How to know which of the three options to do? We choose the one with minimum cost!

$F(i,j)=min \{F(i-1,j-1)+cost(a_i,b_j), F(i-1,j)+1, F(i,j-1)+1 \}$.

Needleman-Wunsch algorithm

Compute $F(i,j)$ for every $i,j$ and put in a matrix (sometimes denoted dynamic programming (DP) matrix). First column/row correspond to gap and F(0,0)=0
As you fill the matrix, keep track of which of the three entries gave you the minimum with an arrow
Trace back the arrows to construct the alignment (diagonal arrow=nucleotide, vertical/horizontal arrow=gap replacing the nucleotide the arrow is pointing)

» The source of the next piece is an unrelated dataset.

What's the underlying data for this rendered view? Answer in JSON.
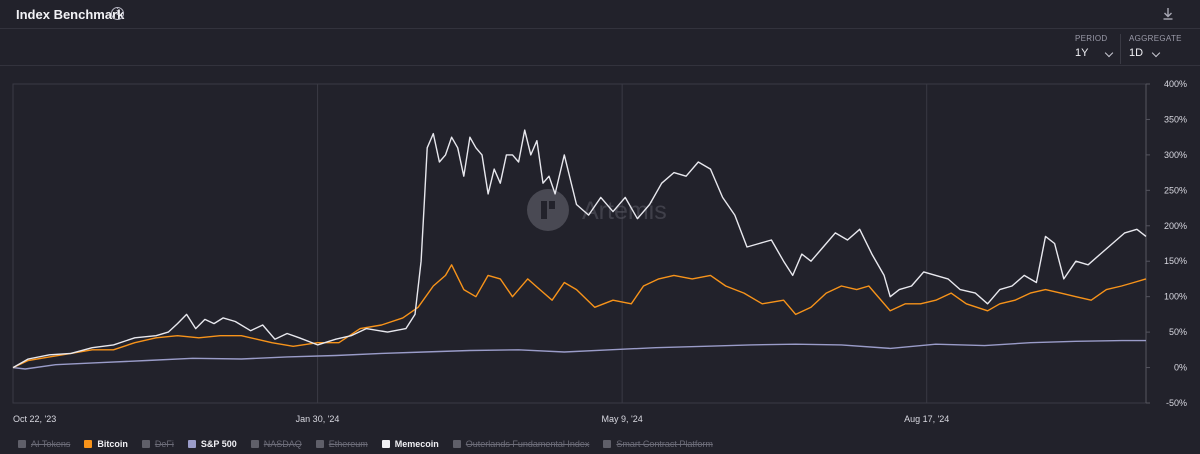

Figure 9.3 from Warnow (2018) Computational phylogenetics

In-class example: We want to align $S_1=ATCG$ and $S_2=TCA$ for a cost of substitution of 1 and cost of gap of 2. We will work through the steps of creating the F matrix in class, and then, as homework, you can complete the whole matrix.

How do we get the alignment after building the F matrix?

We trace back the arrows from the bottom right corner:

ATCG
-TCA

Take-home message: The final alignment depends on the costs of gaps and substitutions.